Blech. Non-attorneys owning a share of law firms is an awful idea, and one that the Second Circuit Court of Appeals shot down last week. The firm tried to lawyer its way around the ethical prohibition by claiming it was a First Amendment violation of its right to freely associate. The problem, of course, is that the right to associate with a lawyer belongs to the client, not to the lawyer trying to finance business expansion.

As Scott Greenfield notes, it wasn’t always this way. It started, sort of, as the People’s Express of law firms:

When Jacoby & Meyers began, it was supposed to be the People’s law firm, solid lawyering at prices regular folks could afford. Some wags might argue that this was merely a marketing stance, as they wanted money as much as any other law firm. When they didn’t get it, they pivoted to a personal injury firm.
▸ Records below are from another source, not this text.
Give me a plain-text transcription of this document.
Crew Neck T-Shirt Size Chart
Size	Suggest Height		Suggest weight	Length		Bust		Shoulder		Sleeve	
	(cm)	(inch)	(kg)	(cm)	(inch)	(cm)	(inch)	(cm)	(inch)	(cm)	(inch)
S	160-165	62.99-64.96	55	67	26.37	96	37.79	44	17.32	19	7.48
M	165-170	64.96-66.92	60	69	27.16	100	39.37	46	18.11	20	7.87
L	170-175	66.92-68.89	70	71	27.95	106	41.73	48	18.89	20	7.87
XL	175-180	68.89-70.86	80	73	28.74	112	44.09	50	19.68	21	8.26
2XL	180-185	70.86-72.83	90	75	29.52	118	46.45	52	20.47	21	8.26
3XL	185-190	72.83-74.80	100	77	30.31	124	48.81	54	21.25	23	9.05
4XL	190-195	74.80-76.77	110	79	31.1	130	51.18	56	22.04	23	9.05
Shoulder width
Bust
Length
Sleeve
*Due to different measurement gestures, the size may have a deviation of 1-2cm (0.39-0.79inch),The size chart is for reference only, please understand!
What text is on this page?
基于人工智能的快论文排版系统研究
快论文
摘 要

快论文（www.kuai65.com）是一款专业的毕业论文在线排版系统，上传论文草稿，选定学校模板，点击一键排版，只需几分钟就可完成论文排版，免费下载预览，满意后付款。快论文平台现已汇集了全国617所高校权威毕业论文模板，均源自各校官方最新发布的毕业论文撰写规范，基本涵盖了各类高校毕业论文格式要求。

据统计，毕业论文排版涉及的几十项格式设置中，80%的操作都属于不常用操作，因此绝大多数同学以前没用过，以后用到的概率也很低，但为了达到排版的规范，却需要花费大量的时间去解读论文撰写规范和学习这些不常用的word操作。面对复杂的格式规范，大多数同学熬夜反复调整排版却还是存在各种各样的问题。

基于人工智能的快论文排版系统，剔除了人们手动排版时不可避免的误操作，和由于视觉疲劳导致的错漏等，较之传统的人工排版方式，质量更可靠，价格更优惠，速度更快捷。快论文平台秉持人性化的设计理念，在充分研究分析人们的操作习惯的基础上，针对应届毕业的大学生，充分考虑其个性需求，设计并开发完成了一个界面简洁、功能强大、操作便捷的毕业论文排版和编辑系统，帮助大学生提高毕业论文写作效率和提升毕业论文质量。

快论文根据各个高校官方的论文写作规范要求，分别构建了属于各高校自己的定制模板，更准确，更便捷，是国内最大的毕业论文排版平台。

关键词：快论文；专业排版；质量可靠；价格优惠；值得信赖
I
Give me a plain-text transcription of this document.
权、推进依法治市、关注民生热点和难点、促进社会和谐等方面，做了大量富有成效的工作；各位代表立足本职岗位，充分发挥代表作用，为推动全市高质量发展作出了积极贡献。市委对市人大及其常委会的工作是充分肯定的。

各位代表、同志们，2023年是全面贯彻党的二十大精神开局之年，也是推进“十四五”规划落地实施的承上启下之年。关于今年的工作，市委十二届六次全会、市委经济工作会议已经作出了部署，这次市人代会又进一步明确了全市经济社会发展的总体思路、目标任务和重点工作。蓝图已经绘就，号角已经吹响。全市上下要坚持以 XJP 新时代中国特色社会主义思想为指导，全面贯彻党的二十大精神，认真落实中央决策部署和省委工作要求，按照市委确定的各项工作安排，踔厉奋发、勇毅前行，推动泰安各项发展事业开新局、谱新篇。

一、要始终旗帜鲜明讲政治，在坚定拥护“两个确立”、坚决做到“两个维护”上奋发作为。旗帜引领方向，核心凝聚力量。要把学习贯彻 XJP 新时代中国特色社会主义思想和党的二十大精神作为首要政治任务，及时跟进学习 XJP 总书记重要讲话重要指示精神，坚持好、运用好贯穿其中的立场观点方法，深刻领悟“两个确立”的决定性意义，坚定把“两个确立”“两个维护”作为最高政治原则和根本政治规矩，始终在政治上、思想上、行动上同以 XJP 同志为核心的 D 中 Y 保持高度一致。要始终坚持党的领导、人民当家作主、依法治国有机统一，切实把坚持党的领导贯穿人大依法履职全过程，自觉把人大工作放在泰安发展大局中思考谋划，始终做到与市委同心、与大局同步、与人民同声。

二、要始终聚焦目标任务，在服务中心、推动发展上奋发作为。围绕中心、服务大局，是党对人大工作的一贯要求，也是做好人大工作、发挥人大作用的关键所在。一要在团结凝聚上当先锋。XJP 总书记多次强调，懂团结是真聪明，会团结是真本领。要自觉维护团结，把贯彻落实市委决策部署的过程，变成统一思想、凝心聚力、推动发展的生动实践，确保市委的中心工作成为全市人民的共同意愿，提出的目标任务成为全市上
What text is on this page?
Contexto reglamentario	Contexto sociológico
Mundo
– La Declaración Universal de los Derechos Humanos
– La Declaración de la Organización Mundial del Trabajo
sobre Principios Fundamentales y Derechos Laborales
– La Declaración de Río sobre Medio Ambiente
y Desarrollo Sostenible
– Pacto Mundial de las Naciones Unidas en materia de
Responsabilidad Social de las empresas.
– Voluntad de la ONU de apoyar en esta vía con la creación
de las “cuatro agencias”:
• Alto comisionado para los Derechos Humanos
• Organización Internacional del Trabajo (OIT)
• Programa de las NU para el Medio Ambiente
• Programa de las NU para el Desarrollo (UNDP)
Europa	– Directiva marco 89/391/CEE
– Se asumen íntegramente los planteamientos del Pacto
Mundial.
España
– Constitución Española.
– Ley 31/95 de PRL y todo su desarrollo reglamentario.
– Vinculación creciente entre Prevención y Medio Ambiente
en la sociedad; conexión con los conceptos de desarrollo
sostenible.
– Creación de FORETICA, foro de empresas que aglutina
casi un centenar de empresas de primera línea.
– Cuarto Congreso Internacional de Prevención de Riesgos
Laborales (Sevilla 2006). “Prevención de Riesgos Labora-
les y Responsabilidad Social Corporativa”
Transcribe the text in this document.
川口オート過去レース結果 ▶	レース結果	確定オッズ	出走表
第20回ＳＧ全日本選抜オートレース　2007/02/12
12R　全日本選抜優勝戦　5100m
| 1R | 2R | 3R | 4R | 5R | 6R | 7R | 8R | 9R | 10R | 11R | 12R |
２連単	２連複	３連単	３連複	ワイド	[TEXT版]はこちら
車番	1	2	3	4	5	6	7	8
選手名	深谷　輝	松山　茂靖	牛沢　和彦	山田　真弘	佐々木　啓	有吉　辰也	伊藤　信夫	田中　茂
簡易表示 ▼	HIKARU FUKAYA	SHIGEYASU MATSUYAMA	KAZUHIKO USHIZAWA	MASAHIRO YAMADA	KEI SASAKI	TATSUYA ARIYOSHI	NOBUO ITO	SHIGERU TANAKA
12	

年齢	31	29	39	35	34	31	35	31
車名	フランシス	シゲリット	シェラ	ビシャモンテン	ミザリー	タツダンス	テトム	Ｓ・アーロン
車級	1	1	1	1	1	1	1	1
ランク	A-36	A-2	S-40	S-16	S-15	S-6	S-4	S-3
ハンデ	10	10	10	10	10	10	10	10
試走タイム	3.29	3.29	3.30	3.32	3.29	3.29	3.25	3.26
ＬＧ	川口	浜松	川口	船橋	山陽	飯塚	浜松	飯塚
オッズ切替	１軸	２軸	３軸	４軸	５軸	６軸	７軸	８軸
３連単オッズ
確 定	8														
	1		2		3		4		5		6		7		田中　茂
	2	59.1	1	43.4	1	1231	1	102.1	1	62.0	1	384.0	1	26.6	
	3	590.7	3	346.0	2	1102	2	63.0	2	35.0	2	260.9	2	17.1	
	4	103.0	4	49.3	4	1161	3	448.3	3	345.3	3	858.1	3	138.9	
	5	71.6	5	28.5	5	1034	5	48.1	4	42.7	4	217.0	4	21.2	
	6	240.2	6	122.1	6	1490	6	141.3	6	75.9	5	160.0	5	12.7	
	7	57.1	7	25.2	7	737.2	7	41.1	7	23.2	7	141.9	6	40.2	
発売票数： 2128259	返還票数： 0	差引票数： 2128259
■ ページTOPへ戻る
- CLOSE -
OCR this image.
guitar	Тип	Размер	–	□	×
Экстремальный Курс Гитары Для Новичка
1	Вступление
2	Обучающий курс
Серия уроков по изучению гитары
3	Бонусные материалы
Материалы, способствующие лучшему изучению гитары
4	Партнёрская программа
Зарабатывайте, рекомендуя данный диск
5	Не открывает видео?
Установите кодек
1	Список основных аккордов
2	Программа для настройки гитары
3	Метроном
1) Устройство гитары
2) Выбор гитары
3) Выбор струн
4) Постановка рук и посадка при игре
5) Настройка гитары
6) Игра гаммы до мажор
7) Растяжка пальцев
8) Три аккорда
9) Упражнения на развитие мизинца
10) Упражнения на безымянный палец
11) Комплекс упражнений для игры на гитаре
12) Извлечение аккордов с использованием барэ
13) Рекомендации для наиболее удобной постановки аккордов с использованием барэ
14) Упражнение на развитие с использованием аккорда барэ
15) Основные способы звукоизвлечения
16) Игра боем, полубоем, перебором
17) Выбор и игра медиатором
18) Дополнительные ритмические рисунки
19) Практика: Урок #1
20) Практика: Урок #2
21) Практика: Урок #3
The firm having pivoted to personal injury, I’ll rehash what I’ve said before about non-lawyers owning any portion of a firm:  It is an invitation to ambulance chasing. The non-lawyers simply skirt the ethics rules to which they are not accountable, and impermissibly hustle business. The concepts of ownership, solicitation and marketing all become fused into one unaccountable mess.

And what will the lawyers say when the non-lawyers gets found chasing? They would no doubt profess shock (shock!) that such activities were going on under their roof.  “We’re so sorry!  We had no idea!!”

Let’s hope this miserable idea is finally put to bed, for the surest way to degrade the practice of law and diminish the residual respect we still have in some quarters is to introduce non-lawyers into the mix.